A national approach to prevent children drowning was implemented following a concerted effort on the part of researchers, policy makers and practitioners.

Research conducted in the 1980s found private swimming pools accounted for about half the drowning fatalities in this age group.

These studies demonstrated that a four-sided barrier around a pool reduced the risk of drowning by nearly four times compared to direct access to a pool from the house.

On the strength of this evidence, regulatory requirements regarding safety barriers have been introduced in all Australian States and Territories since the early 1990s.

The result is a plummeting toddler drowning rate with the average now at less than 3 for every 100,000.

Scope for benefit

The number of injuries and injury-related deaths, together with the disabling outcomes and the social and economic consequences of these injuries makes injury a leading public health problem.

Solutions to this problem would provide substantial community benefit.

Fortunately, steps for obtaining this benefit are simpler than for almost any other health condition because the solution is readily available.

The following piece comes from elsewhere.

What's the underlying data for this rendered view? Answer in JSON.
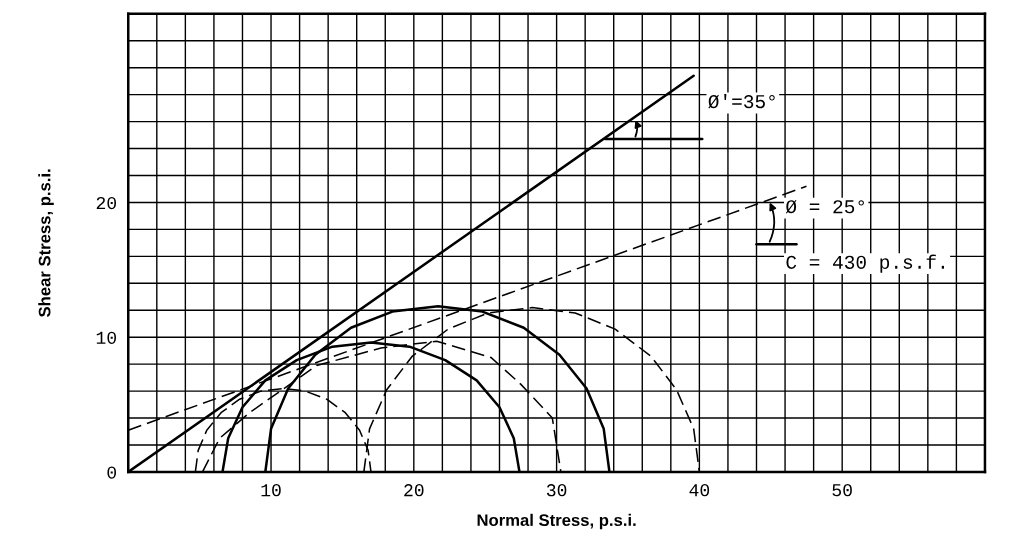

There needs to be a better coordinated state and national commitment to address injury in the community. We also need a genuine community acknowledgement of the implications of a scientific approach to addressing this major public health issue.

Australia needs to apply the scientific approaches pioneered in the area of road safety and childhood injury to the full spectrum of injury settings.

If the shared responsibility by governments, industry and the community for addressing the issue of infectious diseases were mirrored by society’s efforts to prevent injury, then the latter would not remain the problem it continues to be today.